The hunt for common sense over Iraq's WMDs. The hunt for weapons of mass destruction continues in precisely the same manner that Generalissimo Francisco Franco is still dead. Meanwhile, three must-reads:
1. Writing in the Ideas section of yesterday's Boston Globe, Thomas Powers observes that the Bush administration's cynical use of dubious intelligence will harm the US for many years into the future. By refusing to back the US and Britain, the world community took a calculated risk: think of what George W. Bush and Tony Blair would be saying today if we had found chemical plants and nascent nuclear facilities inside Iraq. Instead, France, Russia, et al. have all the more reason not to believe us the next time. Maybe even the American people will wake up, although that's probably asking way too much.
2. Nevertheless, Saddam Hussein really did have enormous amounts of WMDs, including nerve gas, and he really did refuse to account for them after UN weapons inspections resumed last fall. New York Times columnist Bill Keller can't bring himself to admit he was wrong in backing the war. But he is absolutely right when he observes: "It was not a Bush administration fabrication that Iraq had, and failed to account for, massive quantities of anthrax and VX nerve gas and other biological and chemical weapons. Saddam was under an international obligation to say where the poisons went, but did not."

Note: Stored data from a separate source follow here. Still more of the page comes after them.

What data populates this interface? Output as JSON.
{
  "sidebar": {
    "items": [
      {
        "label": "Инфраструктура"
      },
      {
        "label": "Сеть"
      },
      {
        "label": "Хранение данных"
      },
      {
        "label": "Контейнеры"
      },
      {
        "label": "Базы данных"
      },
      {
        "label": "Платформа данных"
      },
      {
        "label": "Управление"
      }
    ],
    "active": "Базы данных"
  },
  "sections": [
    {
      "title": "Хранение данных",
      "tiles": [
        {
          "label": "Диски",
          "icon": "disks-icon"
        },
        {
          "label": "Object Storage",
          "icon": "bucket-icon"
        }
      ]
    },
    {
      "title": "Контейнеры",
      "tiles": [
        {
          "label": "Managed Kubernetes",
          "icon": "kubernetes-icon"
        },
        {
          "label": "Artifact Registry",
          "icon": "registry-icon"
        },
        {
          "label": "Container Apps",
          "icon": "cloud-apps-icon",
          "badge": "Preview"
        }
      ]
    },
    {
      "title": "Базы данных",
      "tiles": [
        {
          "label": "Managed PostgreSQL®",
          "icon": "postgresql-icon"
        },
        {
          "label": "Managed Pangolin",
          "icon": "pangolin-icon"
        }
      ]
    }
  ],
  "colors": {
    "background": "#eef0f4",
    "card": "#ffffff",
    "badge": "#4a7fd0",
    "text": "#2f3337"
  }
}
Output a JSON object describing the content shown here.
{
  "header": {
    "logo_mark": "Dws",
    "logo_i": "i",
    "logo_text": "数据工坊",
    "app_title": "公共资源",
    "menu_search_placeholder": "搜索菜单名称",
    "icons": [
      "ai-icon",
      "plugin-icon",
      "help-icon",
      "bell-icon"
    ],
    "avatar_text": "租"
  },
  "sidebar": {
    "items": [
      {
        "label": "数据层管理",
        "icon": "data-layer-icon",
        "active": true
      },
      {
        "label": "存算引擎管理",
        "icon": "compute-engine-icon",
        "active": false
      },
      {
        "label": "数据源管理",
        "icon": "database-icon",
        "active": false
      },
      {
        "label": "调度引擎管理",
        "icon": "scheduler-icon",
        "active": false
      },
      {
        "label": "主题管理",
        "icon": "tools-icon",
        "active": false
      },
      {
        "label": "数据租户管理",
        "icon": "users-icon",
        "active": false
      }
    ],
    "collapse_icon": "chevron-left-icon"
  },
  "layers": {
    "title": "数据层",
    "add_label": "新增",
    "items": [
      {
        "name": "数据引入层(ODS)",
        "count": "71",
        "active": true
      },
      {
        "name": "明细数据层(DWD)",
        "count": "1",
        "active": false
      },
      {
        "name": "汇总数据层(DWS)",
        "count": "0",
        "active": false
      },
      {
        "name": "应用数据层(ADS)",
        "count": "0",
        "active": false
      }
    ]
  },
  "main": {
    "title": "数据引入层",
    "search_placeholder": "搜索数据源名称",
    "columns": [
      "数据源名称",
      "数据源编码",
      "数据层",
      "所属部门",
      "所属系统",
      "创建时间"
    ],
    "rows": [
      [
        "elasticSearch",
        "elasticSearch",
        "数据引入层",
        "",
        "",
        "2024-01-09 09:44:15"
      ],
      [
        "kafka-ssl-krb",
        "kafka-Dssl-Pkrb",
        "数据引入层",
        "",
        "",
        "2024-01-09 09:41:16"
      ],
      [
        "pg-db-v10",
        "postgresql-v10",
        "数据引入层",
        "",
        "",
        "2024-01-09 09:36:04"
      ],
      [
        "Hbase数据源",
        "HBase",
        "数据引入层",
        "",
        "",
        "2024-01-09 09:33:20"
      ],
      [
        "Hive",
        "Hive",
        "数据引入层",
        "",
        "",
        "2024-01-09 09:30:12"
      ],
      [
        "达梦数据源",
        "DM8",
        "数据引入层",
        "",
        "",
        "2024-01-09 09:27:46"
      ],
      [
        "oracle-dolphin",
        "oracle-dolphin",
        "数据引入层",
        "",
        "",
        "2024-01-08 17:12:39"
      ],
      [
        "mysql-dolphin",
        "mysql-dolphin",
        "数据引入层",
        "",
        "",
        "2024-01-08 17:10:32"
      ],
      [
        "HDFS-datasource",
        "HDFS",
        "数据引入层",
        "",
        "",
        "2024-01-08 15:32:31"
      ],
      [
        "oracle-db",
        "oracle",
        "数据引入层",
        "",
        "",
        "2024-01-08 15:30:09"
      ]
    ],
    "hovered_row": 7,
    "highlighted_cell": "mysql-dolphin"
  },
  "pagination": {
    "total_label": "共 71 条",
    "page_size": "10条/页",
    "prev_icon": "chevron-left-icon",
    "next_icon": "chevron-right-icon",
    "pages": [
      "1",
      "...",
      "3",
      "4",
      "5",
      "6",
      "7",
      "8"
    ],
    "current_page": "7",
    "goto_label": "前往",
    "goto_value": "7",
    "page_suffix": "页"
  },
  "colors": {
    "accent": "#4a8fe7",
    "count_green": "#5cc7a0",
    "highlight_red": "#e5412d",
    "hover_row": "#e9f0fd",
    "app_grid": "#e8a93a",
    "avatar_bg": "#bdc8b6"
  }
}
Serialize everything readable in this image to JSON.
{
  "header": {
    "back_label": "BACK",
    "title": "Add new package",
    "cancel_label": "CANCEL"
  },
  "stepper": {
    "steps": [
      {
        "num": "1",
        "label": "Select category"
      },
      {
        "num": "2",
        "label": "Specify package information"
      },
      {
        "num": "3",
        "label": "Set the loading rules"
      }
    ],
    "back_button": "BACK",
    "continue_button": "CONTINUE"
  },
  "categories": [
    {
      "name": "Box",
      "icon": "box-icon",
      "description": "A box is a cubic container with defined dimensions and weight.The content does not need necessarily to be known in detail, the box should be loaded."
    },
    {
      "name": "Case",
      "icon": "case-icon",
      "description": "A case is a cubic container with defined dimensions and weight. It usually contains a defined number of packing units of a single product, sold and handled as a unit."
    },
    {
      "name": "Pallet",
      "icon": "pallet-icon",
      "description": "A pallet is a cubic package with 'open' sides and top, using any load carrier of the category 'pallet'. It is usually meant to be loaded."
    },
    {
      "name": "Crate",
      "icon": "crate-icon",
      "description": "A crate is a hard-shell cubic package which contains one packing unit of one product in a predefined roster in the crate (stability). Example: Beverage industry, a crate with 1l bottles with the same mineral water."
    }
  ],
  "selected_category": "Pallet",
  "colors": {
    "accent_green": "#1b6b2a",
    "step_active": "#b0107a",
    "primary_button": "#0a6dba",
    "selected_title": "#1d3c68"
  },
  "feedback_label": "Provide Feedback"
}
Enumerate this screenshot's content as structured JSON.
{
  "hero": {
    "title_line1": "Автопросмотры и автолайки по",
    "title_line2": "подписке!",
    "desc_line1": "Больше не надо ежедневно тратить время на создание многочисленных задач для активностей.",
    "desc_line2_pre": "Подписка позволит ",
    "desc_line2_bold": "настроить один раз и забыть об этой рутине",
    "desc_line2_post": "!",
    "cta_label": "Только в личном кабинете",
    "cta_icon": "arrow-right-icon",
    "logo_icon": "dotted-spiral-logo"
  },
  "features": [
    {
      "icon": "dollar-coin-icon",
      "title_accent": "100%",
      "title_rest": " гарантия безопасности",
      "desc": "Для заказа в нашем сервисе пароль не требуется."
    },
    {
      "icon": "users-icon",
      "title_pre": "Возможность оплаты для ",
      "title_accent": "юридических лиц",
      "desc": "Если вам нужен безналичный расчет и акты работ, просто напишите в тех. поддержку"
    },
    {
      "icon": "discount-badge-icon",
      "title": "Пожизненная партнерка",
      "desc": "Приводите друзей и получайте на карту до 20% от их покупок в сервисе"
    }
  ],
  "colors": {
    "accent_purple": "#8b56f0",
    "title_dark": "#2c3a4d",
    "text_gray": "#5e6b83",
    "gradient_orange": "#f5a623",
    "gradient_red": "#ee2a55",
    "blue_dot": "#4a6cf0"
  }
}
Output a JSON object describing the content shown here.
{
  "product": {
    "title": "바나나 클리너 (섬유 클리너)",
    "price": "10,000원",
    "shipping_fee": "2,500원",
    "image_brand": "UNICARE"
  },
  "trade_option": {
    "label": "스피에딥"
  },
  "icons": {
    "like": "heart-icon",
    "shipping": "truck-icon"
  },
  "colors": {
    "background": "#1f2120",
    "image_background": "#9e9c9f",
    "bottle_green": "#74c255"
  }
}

3. So why aren't more of the Democratic presidential candidates speaking out? Because, as Ryan Lizza (subscription required) notes in the New Republic, most of them are complicit, having expended a good deal of energy in the run-up to the war denouncing Saddam's WMD capabilities. The silent candidates include John Kerry, Joe Lieberman, John Edwards, and Dick Gephardt. Even Howard Dean, who was vociferously antiwar, is being cautious for the moment -- perhaps, Lizza writes, out of concern that WMDs may still be found. (Bob Graham is blasting the White House, but I think we can agree that he doesn't matter -- at least not yet.)